A1)NLP was used to build a sarcasm classifer where 0 is not sarcastic and 1 is sarcastic. I took newspapaer headlines from cnn, the hill, and nbcnews. According to my ouputs, my most sarcastic headline was the 1st one below. This was probably one of the more serious headlines so the model did not do a good job at classifying. The least sarcastic headline was the last one, which I would actually deem more sarcastic compared to the rest. I did not really agree with this model and found it kind of useless. Based off the graphs the model is overfit. I think the idea behind the model is a great, but there is not really an efficient way to classify sarcasm. It’s more about tone and you can’t pick up tone through text.
NHL misses the mark entirely with performative gestures regarding Black lives: 8.9462417e-01
Kavanaugh urged Supreme Court to avoid decisions on Trump finances: 3.1719434e-01
New netflix show is causing quite a stir: 2.6043197e-06
Man arrested on suspicion of setting fire to Arizona state Democratic Party headquarters: 5.6860987e-03
Biden slams Trump for promoting false COVID-19 claims from ‘crazy woman’: 1.2501055e-06
B1) The RNN model uses the last object (letter) to learn what to predict the next time.

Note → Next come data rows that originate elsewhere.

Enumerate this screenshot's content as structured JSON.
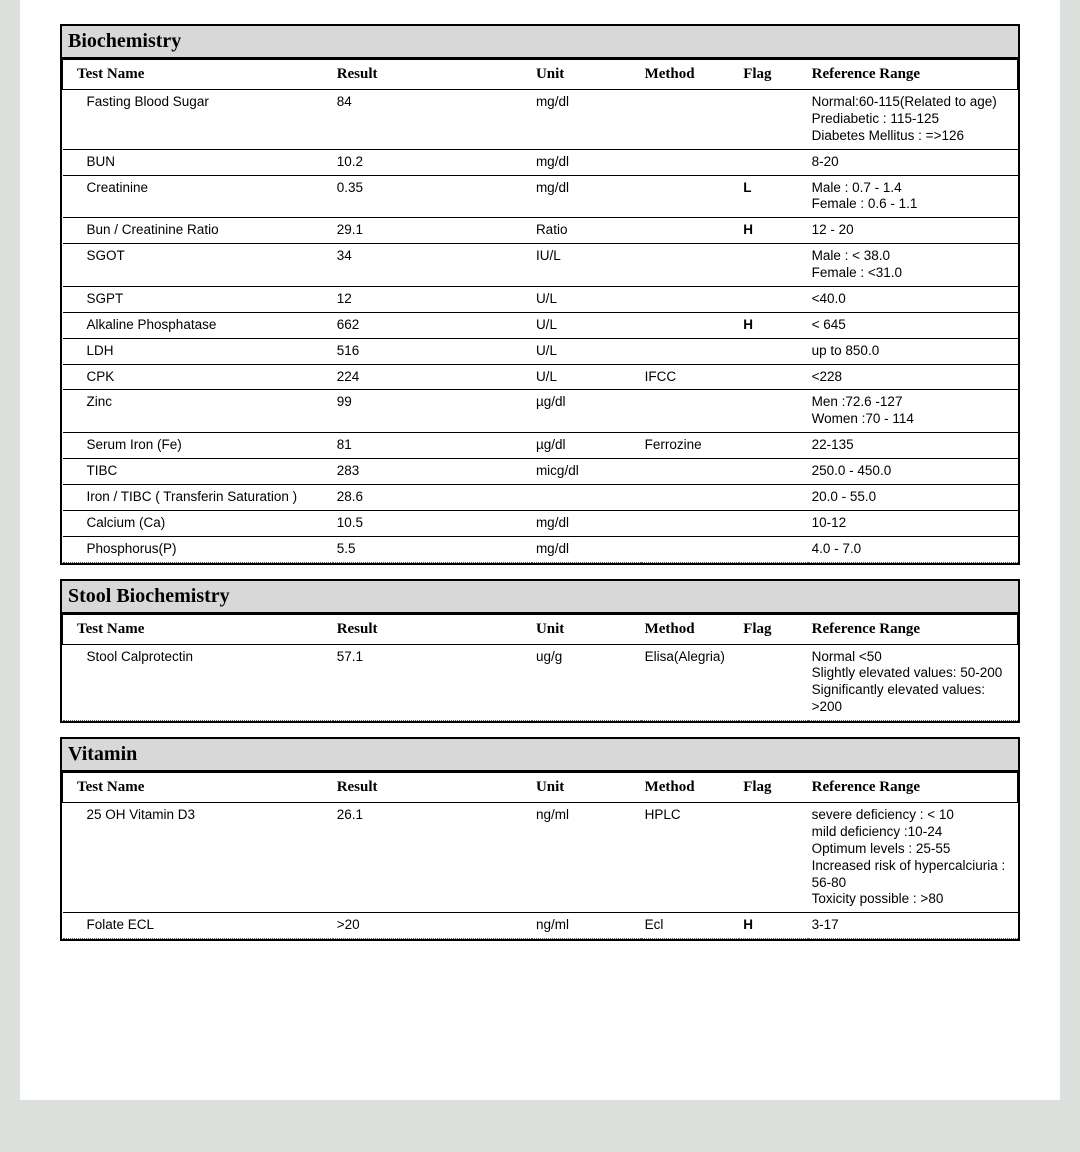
{
  "colors": {
    "page_bg": "#dde1de",
    "paper_bg": "#ffffff",
    "border": "#000000",
    "section_bg": "#d8d8d8",
    "dotted": "#555555"
  },
  "fontsizes": {
    "section_title_pt": 15,
    "header_pt": 11,
    "cell_pt": 10
  },
  "col_headers": {
    "test": "Test Name",
    "result": "Result",
    "unit": "Unit",
    "method": "Method",
    "flag": "Flag",
    "ref": "Reference Range"
  },
  "sections": [
    {
      "title": "Biochemistry",
      "rows": [
        {
          "test": "Fasting Blood Sugar",
          "result": "84",
          "unit": "mg/dl",
          "method": "",
          "flag": "",
          "ref": "Normal:60-115(Related to age)\nPrediabetic : 115-125\nDiabetes Mellitus : =>126",
          "solid": true
        },
        {
          "test": "BUN",
          "result": "10.2",
          "unit": "mg/dl",
          "method": "",
          "flag": "",
          "ref": "8-20",
          "solid": true
        },
        {
          "test": "Creatinine",
          "result": "0.35",
          "unit": "mg/dl",
          "method": "",
          "flag": "L",
          "ref": "Male    : 0.7 - 1.4\nFemale : 0.6 - 1.1",
          "solid": true
        },
        {
          "test": "Bun / Creatinine Ratio",
          "result": "29.1",
          "unit": "Ratio",
          "method": "",
          "flag": "H",
          "ref": "12 - 20",
          "solid": true
        },
        {
          "test": "SGOT",
          "result": "34",
          "unit": "IU/L",
          "method": "",
          "flag": "",
          "ref": "Male : < 38.0\nFemale : <31.0",
          "solid": true
        },
        {
          "test": "SGPT",
          "result": "12",
          "unit": "U/L",
          "method": "",
          "flag": "",
          "ref": "<40.0",
          "solid": true
        },
        {
          "test": "Alkaline Phosphatase",
          "result": "662",
          "unit": "U/L",
          "method": "",
          "flag": "H",
          "ref": "< 645",
          "solid": true
        },
        {
          "test": "LDH",
          "result": "516",
          "unit": "U/L",
          "method": "",
          "flag": "",
          "ref": "up to 850.0",
          "solid": true
        },
        {
          "test": "CPK",
          "result": "224",
          "unit": "U/L",
          "method": "IFCC",
          "flag": "",
          "ref": "<228",
          "solid": true
        },
        {
          "test": "Zinc",
          "result": "99",
          "unit": "µg/dl",
          "method": "",
          "flag": "",
          "ref": "Men :72.6 -127\nWomen :70 - 114",
          "solid": true
        },
        {
          "test": "Serum Iron (Fe)",
          "result": "81",
          "unit": "µg/dl",
          "method": "Ferrozine",
          "flag": "",
          "ref": "22-135",
          "solid": true
        },
        {
          "test": "TIBC",
          "result": "283",
          "unit": "micg/dl",
          "method": "",
          "flag": "",
          "ref": "250.0 - 450.0",
          "solid": true
        },
        {
          "test": "Iron / TIBC ( Transferin Saturation )",
          "result": "28.6",
          "unit": "",
          "method": "",
          "flag": "",
          "ref": "20.0 - 55.0",
          "solid": true
        },
        {
          "test": "Calcium (Ca)",
          "result": "10.5",
          "unit": "mg/dl",
          "method": "",
          "flag": "",
          "ref": "10-12",
          "solid": true
        },
        {
          "test": "Phosphorus(P)",
          "result": "5.5",
          "unit": "mg/dl",
          "method": "",
          "flag": "",
          "ref": "4.0 - 7.0",
          "solid": false
        }
      ]
    },
    {
      "title": "Stool Biochemistry",
      "rows": [
        {
          "test": "Stool Calprotectin",
          "result": "57.1",
          "unit": "ug/g",
          "method": "Elisa(Alegria)",
          "flag": "",
          "ref": "Normal <50\nSlightly elevated values: 50-200\nSignificantly elevated values: >200",
          "solid": false
        }
      ]
    },
    {
      "title": "Vitamin",
      "rows": [
        {
          "test": "25 OH Vitamin D3",
          "result": "26.1",
          "unit": "ng/ml",
          "method": "HPLC",
          "flag": "",
          "ref": "severe deficiency :  < 10\nmild deficiency   :10-24\nOptimum levels    : 25-55\nIncreased risk of hypercalciuria  : 56-80\nToxicity possible : >80",
          "solid": true
        },
        {
          "test": "Folate  ECL",
          "result": ">20",
          "unit": "ng/ml",
          "method": "Ecl",
          "flag": "H",
          "ref": "3-17",
          "solid": false
        }
      ]
    }
  ]
}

When it is ran again it will use the last two letters and will continue to keep using the last letters+1 everytime it is reran. The first letter plays an important role since it is the main thing that will determine how the model will predict these probabilities and the output that will be given.
C1)
1)
spanish: hace mucho frio aqui
english: it’s very cold here
this translation did very well and translated the sentence correctly.
2)
esta es mi vida
this is my life
this translation did very well and it translated the sentence correctly.
3)
¿todavia estan en casa?
are you still at home ?
this translation did very well and it tranlated the sentence correctly.
4)
trata de averiguarlo
try to figure it out
the overall idea was right so it wasn’t completely wrong. it should technically be ‘try to find out’.